Singapore to reduce Semakau waste by 30% under first Zero Waste Master Plan

This master plan outlines a regulatory framework that aims to tackle various categories of waste such as packaging waste and electronic waste (Ang, 2019). Much of these frameworks target the production side of waste and pollution. For example, the framework states that “producers of consumer electronic products must join a producer responsibility scheme, and producers of non-consumer electronic products will be required to provide free take-back services for all end-of-life equipment upon request” (Ang, 2019).  This aligns with the Organisation for Economic Co-operation and Development (OECD)’s  environmental policy approach of an extended producer responsibility where the accountability for products are shifted upstream towards producers instead of the consumers (Organisation for Economic Co-operation and Development, 2016).

However, I believe that the demand and consumption of resources brought about by our everyday activities significantly affect the waste produced and the environmental pollution created. Supporting this idea, Ekström (2014) argues that “consumption is a motor of waste production”. Despite the government’s heavy focus on the producer’s side of environmental pollution, there should be an equitable accountability placed on consumers to understand the impacts of our consumption behaviour and the severity of these impacts. As such, this blog will be a way in which I  analyse the ways in which consumption habits by myself and by many others have created unseen and negated environmental pollution issues as well as the establishment of the environmental injustice created by the geographic separation between the privileged and the marginalised (Park and Kwan, 2017).

 

References

Ang, H.M. (2019) ‘Singapore to reduce Semakau waste by 30% under first Zero Waste Master Plan’, CNA. Available at: https://www.channelnewsasia.com/singapore/semakau-reduce-landfill-zero-waste-master-plan-recycling-bins-1338431 (accessed January 2022).

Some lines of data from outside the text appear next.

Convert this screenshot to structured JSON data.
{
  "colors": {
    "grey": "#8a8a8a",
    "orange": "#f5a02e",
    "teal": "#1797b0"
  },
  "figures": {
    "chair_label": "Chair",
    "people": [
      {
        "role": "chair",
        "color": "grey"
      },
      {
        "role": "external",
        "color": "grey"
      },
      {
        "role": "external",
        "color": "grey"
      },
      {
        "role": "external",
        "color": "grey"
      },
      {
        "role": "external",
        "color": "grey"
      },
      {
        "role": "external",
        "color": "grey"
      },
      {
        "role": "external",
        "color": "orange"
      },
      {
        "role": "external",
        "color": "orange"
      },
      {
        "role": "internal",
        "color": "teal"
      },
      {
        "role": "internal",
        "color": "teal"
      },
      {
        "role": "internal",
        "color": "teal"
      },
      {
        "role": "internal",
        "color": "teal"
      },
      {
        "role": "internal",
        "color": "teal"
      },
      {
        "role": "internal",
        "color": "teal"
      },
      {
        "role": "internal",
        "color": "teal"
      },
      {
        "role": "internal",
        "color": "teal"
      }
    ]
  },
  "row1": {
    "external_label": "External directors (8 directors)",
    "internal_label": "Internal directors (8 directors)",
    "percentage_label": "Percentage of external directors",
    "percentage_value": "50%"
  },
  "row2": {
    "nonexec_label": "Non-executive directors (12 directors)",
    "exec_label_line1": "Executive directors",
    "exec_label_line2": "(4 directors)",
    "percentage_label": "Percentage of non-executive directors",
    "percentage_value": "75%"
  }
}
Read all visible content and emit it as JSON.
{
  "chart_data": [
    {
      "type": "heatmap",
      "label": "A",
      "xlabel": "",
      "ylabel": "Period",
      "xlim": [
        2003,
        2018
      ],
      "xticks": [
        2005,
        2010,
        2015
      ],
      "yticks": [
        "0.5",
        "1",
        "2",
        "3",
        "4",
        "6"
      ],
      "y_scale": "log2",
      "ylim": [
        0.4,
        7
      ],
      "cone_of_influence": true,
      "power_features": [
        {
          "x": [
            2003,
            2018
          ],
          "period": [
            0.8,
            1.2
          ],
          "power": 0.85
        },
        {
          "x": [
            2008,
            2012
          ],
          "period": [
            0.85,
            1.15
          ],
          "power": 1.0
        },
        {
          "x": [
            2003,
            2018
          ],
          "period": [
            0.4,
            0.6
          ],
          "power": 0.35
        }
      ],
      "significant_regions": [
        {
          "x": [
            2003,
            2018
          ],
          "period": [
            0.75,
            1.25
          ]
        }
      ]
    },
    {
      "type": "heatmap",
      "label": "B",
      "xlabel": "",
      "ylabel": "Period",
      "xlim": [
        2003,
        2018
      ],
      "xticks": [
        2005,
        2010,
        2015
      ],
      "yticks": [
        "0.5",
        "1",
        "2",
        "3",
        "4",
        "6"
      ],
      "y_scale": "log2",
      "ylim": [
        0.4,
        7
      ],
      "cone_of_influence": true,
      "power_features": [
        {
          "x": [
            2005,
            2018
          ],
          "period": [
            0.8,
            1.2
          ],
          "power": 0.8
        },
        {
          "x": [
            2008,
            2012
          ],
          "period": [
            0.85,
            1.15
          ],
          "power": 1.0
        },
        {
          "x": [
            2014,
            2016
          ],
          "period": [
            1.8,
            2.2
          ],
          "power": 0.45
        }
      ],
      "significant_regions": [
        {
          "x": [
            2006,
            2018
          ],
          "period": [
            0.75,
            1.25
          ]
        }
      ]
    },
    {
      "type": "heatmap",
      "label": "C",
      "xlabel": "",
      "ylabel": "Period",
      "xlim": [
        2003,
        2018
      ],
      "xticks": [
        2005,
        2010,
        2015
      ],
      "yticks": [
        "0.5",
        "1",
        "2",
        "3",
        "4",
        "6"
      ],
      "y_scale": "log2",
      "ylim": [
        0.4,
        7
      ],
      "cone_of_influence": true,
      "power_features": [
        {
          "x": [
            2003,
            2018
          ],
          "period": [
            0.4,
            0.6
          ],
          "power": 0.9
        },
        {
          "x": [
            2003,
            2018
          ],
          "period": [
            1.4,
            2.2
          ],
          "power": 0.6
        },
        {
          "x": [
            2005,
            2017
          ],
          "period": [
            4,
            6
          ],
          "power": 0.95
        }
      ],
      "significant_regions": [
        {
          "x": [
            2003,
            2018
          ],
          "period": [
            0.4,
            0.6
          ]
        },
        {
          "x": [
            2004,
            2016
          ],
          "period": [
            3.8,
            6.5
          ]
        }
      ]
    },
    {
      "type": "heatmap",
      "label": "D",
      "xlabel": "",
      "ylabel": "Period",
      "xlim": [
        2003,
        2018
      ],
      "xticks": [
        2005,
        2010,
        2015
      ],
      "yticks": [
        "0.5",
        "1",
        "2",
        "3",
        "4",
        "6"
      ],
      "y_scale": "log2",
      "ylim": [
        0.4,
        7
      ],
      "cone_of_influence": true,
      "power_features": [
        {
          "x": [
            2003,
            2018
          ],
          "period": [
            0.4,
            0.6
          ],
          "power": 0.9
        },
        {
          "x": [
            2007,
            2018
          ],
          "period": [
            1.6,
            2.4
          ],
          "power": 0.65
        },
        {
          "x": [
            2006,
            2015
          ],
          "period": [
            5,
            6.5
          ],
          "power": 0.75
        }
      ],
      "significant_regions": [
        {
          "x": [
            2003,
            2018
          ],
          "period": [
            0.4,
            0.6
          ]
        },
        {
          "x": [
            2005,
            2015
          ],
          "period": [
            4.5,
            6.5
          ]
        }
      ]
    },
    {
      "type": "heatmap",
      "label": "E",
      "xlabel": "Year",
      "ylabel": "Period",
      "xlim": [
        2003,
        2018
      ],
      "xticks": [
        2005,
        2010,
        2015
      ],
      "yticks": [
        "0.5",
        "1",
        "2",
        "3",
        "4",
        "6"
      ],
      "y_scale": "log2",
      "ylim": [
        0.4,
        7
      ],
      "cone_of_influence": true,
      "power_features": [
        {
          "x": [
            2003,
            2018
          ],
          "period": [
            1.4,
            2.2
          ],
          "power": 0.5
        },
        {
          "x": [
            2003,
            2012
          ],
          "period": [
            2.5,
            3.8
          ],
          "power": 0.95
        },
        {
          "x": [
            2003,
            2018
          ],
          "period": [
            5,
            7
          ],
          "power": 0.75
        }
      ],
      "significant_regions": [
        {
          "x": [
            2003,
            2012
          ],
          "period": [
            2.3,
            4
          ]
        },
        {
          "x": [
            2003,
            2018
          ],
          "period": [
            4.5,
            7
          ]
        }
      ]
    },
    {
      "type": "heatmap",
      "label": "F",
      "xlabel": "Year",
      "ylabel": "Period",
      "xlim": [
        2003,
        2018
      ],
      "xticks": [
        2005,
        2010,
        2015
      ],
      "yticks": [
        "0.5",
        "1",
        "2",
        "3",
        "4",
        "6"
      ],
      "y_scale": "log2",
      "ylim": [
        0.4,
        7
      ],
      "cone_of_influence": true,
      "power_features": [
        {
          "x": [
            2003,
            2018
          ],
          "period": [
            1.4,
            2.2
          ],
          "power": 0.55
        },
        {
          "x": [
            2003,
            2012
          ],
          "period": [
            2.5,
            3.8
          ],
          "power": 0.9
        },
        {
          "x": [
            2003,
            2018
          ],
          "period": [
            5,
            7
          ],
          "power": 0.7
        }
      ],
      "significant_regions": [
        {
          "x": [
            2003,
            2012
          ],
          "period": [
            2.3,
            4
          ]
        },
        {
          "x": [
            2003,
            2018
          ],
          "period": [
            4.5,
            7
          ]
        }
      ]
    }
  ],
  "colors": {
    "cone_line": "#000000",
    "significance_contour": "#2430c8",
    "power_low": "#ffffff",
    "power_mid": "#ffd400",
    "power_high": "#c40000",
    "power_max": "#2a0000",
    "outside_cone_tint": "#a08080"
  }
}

Ekström, K.M. (2014) Waste Management and Sustainable Consumption: Reflections on consumer waste, Routledge.

Organisation for Economic Co-operation and Development (2016), Extended Producer Responsibility: Updated Guidance for Efficient Waste Management, OECD Publishing, Paris.

Park, Y.M. & Kwan, M.-P. (2017) ‘Multi-Contextual Segregation and Environmental Justice Research: Toward Fine-Scale Spatiotemporal Approaches’, International Journal of Environmental Research and Public Health, 14.